A special fit

Bras Plus

Photo By David Robert

Kayte Griggs stands in a dressing room with floral curtains. A light, squishy object is in her hand. She stands before a gallery of bras, which hang from a pink wall. The bras are not fancy—mostly white and cream-colored with a little lace here and there. Their style is more Maidenform than Victoria’s Secret, but many of the customers who come here aren’t terribly fussy about fashion—they’re just glad to be alive.

The object in Griggs’ hand is a silcone-gel breast form. Available in teardrop and heart-shaped styles, it slips into the pockets of mastectomy bras, and it’s a more than passable representation of the human breast. Bras Plus, 1563 S. Virginia St., sells them along with bras and swimsuits for patients who’ve had mastectomies while fighting breast cancer.

Griggs’ grandmother, Ardelle Cayette, opened Bras Plus in Reno 15 years ago. Cayette had gotten her start in the business years before. She’d been making custom-fit bras in a small town in Utah when she noticed a significant number of her clients were women who’d had mastectomies. They needed something special. Cayette decided to make a living out of this niche market, first for 12 years in Las Vegas, then later opening the Reno store with her daughter, Trudy Harper. Cayette has since retired, but Harper remains, along with her daughter, Kayte Griggs.

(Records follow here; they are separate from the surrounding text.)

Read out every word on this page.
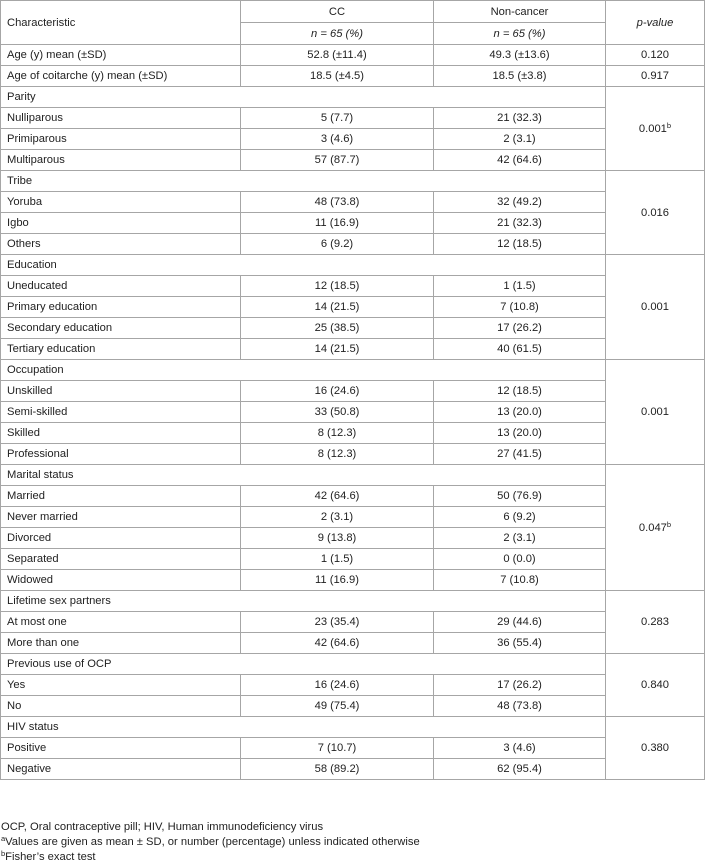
Characteristic	CC	Non-cancer	p-value
	n = 65 (%)	n = 65 (%)	
Age (y) mean (±SD)	52.8 (±11.4)	49.3 (±13.6)	0.120
Age of coitarche (y) mean (±SD)	18.5 (±4.5)	18.5 (±3.8)	0.917
Parity			0.001$^b$
Nulliparous	5 (7.7)	21 (32.3)	
Primiparous	3 (4.6)	2 (3.1)	
Multiparous	57 (87.7)	42 (64.6)	
Tribe			0.016
Yoruba	48 (73.8)	32 (49.2)	
Igbo	11 (16.9)	21 (32.3)	
Others	6 (9.2)	12 (18.5)	
Education			0.001
Uneducated	12 (18.5)	1 (1.5)	
Primary education	14 (21.5)	7 (10.8)	
Secondary education	25 (38.5)	17 (26.2)	
Tertiary education	14 (21.5)	40 (61.5)	
Occupation			0.001
Unskilled	16 (24.6)	12 (18.5)	
Semi-skilled	33 (50.8)	13 (20.0)	
Skilled	8 (12.3)	13 (20.0)	
Professional	8 (12.3)	27 (41.5)	
Marital status			0.047$^b$
Married	42 (64.6)	50 (76.9)	
Never married	2 (3.1)	6 (9.2)	
Divorced	9 (13.8)	2 (3.1)	
Separated	1 (1.5)	0 (0.0)	
Widowed	11 (16.9)	7 (10.8)	
Lifetime sex partners			0.283
At most one	23 (35.4)	29 (44.6)	
More than one	42 (64.6)	36 (55.4)	
Previous use of OCP			0.840
Yes	16 (24.6)	17 (26.2)	
No	49 (75.4)	48 (73.8)	
HIV status			0.380
Positive	7 (10.7)	3 (4.6)	
Negative	58 (89.2)	62 (95.4)	
OCP, Oral contraceptive pill; HIV, Human immunodeficiency virus
$^a$Values are given as mean ± SD, or number (percentage) unless indicated otherwise
$^b$Fisher’s exact test
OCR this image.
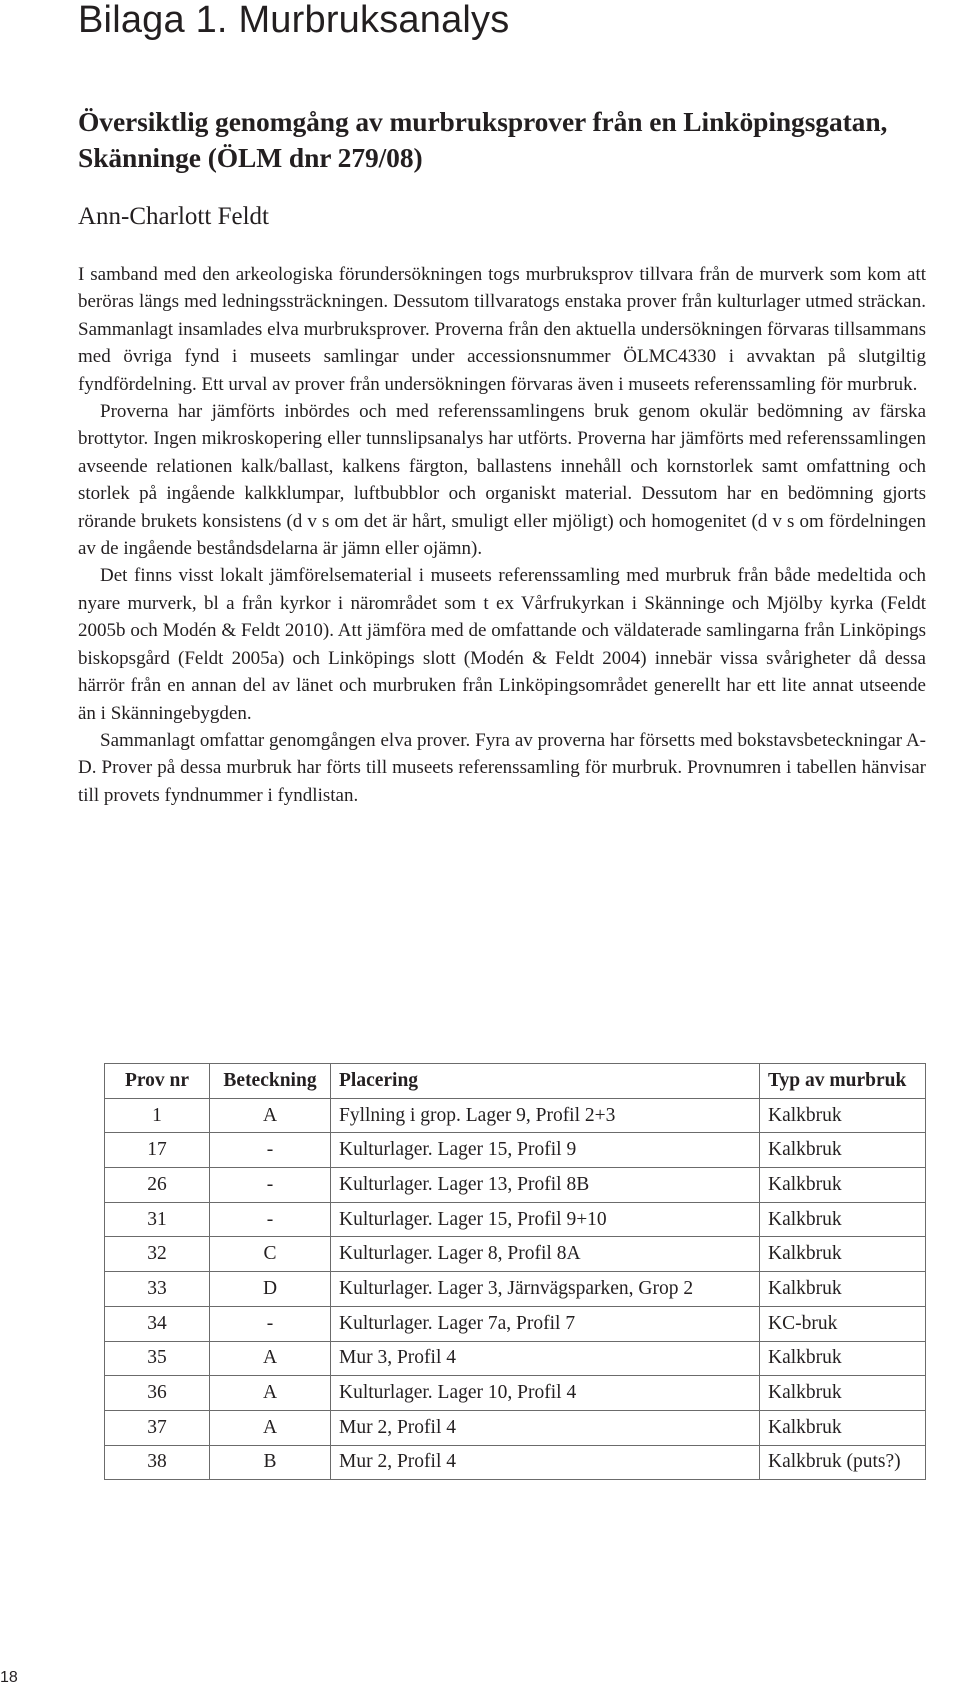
Bilaga 1. Murbruksanalys
Översiktlig genomgång av murbruksprover från en Linköpingsgatan, Skänninge (ÖLM dnr 279/08)
Ann-Charlott Feldt

I samband med den arkeologiska förundersökningen togs murbruksprov tillvara från de murverk som kom att beröras längs med ledningssträckningen. Dessutom tillvaratogs enstaka prover från kulturlager utmed sträckan. Sammanlagt insamlades elva murbruksprover. Proverna från den aktuella undersökningen förvaras tillsammans med övriga fynd i museets samlingar under accessionsnummer ÖLMC4330 i avvaktan på slutgiltig fyndfördelning. Ett urval av prover från undersökningen förvaras även i museets referenssamling för murbruk.

Proverna har jämförts inbördes och med referenssamlingens bruk genom okulär bedömning av färska brottytor. Ingen mikroskopering eller tunnslipsanalys har utförts. Proverna har jämförts med referenssamlingen avseende relationen kalk/ballast, kalkens färgton, ballastens innehåll och kornstorlek samt omfattning och storlek på ingående kalkklumpar, luftbubblor och organiskt material. Dessutom har en bedömning gjorts rörande brukets konsistens (d v s om det är hårt, smuligt eller mjöligt) och homogenitet (d v s om fördelningen av de ingående beståndsdelarna är jämn eller ojämn).

Det finns visst lokalt jämförelsematerial i museets referenssamling med murbruk från både medeltida och nyare murverk, bl a från kyrkor i närområdet som t ex Vårfrukyrkan i Skänninge och Mjölby kyrka (Feldt 2005b och Modén & Feldt 2010). Att jämföra med de omfattande och väldaterade samlingarna från Linköpings biskopsgård (Feldt 2005a) och Linköpings slott (Modén & Feldt 2004) innebär vissa svårigheter då dessa härrör från en annan del av länet och murbruken från Linköpingsområdet generellt har ett lite annat utseende än i Skänningebygden.

Sammanlagt omfattar genomgången elva prover. Fyra av proverna har försetts med bokstavsbeteckningar A-D. Prover på dessa murbruk har förts till museets referenssamling för murbruk. Provnumren i tabellen hänvisar till provets fyndnummer i fyndlistan.

Prov nr	Beteckning	Placering	Typ av murbruk
1	A	Fyllning i grop. Lager 9, Profil 2+3	Kalkbruk
17	-	Kulturlager. Lager 15, Profil 9	Kalkbruk
26	-	Kulturlager. Lager 13, Profil 8B	Kalkbruk
31	-	Kulturlager. Lager 15, Profil 9+10	Kalkbruk
32	C	Kulturlager. Lager 8, Profil 8A	Kalkbruk
33	D	Kulturlager. Lager 3, Järnvägsparken, Grop 2	Kalkbruk
34	-	Kulturlager. Lager 7a, Profil 7	KC-bruk
35	A	Mur 3, Profil 4	Kalkbruk
36	A	Kulturlager. Lager 10, Profil 4	Kalkbruk
37	A	Mur 2, Profil 4	Kalkbruk
38	B	Mur 2, Profil 4	Kalkbruk (puts?)
18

But unlike most lingerie buyers, customers need a prescription to purchase a mastectomy bra at Bras Plus.

“The whole mastectomy process is not just a couple of days,“ explains Griggs in her friendly but professional voice. After surgery, there are draining tubes, swelling and numbness to deal with before the doctors give the go-ahead to start wearing a mastectomy bra.

It costs $320 for a breast form and $39.95 for a mastectomy bra at Bras Plus. Most insurance companies will cover one breast form and two mastectomy bras. In addition to Bras Plus, mastectomy bras can also be found locally at J.C. Penney and Renown Medical Center.

Griggs and Harper have gone through a course offered by the bra companies, making them certified to fit mastectomy bras. Part of that training deals with the potentially emotional and awkward experience of the fitting itself. Many of their clients walk into their shop because they’ve just had to give up a part of their body—one tied largely to their sense of femininity and identity—to cancer.

“We have women just grateful they’re alive,” says Griggs, her brown curly hair pulled back in a ponytail, her manner calm, matter-of-fact. “Other women are completely cold and rude, and they blame us for it. A few women try to do the process before they’re ready.”

To help make that experience more comfortable, Harper and Griggs employ a tactic often used by gynecologists: “We tend to talk a lot—focusing on you, not focusing on the process.”

It’s a Thursday, and Bras Plus has fitted four mastectomy bras this week. Griggs has noticed more younger women coming in recently for the bras, perhaps because of more early detection, she says. But most of their clients are more than 65 years old.

“We have women come in who are going to do reconstruction, and my mom and I just shake our heads, thinking, ‘You’ve been through so much already. Why go through more?’” says Griggs. “But until you’re in their shoes, it’s hard to know what they’re feeling.”